Today, over 12 million people have been affected by the crisis and violence in Syria. This is a season of migration, of moving, of people losing their homes, families, and identities. As the Syrian people seek refuge, the rest of the world must respond. People have always moved, always migrated in search of life that is safer, more prosperous, or offering something new. In this migration, we are exposed and vulnerable, whether we are moving or not.
In my current city, Boston, movement has demanded a capital “M” recently. Student activism is increasing on campuses here and around the country on issues from the Fight for Fifteen to Institutional Discrimination to Divestment. Movement is happening at the grassroots and is beginning to climb the administrations of institutions. Whether I agree with particular statements and actions or not, I do believe this nonviolent, intentional activism is something to be encouraged.
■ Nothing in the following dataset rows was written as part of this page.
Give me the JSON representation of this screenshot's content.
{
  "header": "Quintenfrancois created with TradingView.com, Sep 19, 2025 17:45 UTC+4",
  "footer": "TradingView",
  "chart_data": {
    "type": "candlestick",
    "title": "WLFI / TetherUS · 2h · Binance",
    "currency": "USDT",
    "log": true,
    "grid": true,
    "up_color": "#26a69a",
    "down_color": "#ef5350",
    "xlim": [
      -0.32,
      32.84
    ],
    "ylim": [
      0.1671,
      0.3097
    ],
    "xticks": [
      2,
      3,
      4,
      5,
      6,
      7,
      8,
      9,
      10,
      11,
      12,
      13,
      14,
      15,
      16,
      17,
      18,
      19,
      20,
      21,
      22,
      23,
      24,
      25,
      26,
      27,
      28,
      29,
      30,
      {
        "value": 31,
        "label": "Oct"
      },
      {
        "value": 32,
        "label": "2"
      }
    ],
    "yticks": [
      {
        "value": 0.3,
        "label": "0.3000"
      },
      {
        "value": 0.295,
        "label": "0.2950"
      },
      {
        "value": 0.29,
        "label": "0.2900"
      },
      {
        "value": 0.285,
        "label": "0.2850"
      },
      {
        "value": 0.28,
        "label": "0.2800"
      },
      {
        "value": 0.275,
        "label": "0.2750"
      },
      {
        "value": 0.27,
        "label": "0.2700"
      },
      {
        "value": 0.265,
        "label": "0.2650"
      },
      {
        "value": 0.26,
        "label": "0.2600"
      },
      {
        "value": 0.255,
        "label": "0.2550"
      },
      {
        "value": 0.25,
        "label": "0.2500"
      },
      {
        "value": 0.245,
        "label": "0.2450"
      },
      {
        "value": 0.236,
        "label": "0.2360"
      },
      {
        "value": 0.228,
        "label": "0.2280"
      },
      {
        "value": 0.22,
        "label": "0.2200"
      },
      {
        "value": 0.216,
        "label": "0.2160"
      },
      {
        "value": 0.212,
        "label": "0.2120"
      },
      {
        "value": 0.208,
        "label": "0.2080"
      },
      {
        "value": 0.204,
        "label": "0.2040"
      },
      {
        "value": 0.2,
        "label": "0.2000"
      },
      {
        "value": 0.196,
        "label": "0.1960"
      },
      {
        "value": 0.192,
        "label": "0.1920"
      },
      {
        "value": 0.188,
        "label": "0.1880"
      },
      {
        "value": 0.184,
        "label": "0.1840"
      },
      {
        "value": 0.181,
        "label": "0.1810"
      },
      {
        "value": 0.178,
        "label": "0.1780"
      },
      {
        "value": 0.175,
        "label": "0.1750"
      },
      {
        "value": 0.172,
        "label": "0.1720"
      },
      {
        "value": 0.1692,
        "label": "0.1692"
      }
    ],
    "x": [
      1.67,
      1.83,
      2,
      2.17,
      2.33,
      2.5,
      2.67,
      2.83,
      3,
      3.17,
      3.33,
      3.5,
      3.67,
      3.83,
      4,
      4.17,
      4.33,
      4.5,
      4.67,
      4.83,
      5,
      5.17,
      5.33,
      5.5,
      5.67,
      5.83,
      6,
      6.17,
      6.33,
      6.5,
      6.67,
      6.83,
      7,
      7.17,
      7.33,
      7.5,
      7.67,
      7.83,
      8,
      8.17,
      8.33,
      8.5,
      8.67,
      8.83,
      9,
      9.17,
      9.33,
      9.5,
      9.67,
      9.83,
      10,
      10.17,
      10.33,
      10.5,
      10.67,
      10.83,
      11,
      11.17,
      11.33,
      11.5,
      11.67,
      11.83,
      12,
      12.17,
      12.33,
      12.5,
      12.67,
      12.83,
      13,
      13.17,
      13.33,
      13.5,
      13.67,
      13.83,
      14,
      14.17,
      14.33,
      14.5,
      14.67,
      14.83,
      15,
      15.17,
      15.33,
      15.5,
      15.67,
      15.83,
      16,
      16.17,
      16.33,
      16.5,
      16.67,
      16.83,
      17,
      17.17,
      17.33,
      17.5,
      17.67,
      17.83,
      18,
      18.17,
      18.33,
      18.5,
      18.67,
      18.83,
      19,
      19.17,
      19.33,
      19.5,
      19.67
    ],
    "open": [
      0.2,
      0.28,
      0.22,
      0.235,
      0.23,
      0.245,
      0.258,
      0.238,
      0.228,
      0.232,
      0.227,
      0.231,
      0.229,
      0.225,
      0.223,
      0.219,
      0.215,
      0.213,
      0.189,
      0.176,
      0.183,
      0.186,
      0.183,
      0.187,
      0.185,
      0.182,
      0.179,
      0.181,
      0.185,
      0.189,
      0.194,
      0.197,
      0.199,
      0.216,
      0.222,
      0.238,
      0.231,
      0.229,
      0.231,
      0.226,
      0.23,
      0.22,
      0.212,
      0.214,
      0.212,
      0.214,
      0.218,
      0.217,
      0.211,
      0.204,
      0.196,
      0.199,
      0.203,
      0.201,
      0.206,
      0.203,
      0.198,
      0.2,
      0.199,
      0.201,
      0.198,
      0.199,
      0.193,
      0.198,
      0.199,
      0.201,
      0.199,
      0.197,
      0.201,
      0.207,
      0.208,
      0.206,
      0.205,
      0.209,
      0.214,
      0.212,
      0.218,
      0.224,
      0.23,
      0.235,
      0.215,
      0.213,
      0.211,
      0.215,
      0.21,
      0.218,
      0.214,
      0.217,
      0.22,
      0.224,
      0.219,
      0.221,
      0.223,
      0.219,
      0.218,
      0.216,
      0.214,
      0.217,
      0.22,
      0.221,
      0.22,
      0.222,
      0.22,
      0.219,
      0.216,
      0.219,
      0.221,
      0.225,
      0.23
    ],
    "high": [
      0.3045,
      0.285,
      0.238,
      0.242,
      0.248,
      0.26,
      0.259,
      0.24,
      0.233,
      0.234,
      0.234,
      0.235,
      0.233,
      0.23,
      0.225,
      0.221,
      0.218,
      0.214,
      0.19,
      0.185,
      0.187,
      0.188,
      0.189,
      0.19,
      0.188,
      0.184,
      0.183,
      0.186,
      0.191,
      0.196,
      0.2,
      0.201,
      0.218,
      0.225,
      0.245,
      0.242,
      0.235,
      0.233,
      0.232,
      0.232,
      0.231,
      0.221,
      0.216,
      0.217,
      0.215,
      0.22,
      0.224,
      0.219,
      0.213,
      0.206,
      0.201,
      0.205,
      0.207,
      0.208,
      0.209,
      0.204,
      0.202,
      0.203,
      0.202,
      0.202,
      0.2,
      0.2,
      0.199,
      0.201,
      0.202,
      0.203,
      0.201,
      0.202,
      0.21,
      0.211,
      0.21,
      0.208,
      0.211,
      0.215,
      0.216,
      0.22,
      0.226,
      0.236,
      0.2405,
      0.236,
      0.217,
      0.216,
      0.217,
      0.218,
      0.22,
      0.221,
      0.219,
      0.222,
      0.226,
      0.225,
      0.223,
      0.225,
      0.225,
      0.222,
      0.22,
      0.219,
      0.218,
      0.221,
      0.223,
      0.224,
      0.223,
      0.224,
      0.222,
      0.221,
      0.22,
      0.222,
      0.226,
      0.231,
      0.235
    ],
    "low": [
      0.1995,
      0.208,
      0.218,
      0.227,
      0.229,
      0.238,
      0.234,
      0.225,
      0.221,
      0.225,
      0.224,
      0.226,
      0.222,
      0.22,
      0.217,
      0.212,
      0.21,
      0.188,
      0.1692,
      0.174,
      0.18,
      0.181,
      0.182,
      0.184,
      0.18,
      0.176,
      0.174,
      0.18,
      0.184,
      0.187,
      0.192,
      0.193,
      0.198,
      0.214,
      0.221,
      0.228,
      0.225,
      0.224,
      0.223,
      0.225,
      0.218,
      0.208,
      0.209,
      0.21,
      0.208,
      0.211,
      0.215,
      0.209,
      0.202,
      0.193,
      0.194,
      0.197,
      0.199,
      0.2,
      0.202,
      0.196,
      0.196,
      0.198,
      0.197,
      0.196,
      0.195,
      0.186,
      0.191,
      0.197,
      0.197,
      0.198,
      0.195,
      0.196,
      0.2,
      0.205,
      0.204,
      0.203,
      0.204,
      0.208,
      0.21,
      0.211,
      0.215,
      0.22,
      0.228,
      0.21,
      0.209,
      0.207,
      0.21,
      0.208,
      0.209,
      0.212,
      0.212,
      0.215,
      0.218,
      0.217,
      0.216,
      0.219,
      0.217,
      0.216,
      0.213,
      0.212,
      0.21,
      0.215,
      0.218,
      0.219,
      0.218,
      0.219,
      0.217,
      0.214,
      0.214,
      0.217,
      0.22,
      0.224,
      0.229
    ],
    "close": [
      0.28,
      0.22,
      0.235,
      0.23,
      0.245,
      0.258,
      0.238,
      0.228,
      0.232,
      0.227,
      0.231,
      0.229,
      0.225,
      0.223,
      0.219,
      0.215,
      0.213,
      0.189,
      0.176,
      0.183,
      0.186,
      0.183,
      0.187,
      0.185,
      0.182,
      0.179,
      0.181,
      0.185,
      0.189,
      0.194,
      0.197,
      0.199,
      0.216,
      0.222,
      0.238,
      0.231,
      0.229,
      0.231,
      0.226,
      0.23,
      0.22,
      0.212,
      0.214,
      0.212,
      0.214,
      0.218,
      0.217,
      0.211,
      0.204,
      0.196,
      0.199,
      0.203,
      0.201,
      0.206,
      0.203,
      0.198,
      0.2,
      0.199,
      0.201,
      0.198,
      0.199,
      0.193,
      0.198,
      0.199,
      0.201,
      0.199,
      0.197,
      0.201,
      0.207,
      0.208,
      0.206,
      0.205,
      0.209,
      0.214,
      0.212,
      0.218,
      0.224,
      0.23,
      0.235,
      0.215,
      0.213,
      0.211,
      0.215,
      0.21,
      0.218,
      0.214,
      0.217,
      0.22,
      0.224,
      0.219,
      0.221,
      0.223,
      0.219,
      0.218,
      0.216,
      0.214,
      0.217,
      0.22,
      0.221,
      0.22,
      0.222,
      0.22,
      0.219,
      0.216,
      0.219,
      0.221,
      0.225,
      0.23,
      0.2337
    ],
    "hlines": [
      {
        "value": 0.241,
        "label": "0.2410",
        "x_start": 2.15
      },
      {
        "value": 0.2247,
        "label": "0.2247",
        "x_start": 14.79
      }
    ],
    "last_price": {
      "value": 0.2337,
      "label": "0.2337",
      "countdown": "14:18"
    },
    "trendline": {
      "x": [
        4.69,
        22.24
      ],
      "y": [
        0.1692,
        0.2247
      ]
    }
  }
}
Someone once complained about my generation being lazy because we “don’t have a Vietnam to protest.” On the contrary, the new campus Movements are part of a larger protest toward inclusion, safety, and true pluralism.
Part of my job at Northeastern University is to direct the Global Citizenship Project, an initiative to explore how we can utilize the resources of our Northeastern and wider Boston community to train students, faculty and staff to be global community members. Our Executive Director Alex Kern describes the vision of this project in three statements: “You belong, you are connected, you are needed.” These feel like immense but essential statements at this moment. They dig deeper at the popular “Think global, act local” we so commonly hear on college campuses and in global activism.
On Monday evening, I realized that Northeastern students do participate in global citizenship as they recognize this movement in the world, from global migration to caring for one another. A group of students from different faith traditions came together to assemble winter packs for homeless citizens of Boston. Many of those students stayed for the Islamic Society of Northeastern’s weekly Deen and Dine to share a meal with other Muslim students and listen to a fellow student offer some wisdom about a passage from the Holy Qur’an. From there, many of the same cohort of students attended a fundraiser for Syrian Refugees, an event that brought together students from a variety of cultural and religious organizations. As I listened to a very enriching talk by a Northeastern Professor about the current climate of Syria and neighboring countries, I realized these students are modeling global citizenship. They are thinking and acting globally and locally. They understand that change requires movement, and movement catalyzes change, and they are cultivating a sense of what this movement could look like. Despite the constant violence, harm and sadness we see in the world, I know there are young leaders that give us reason to smile.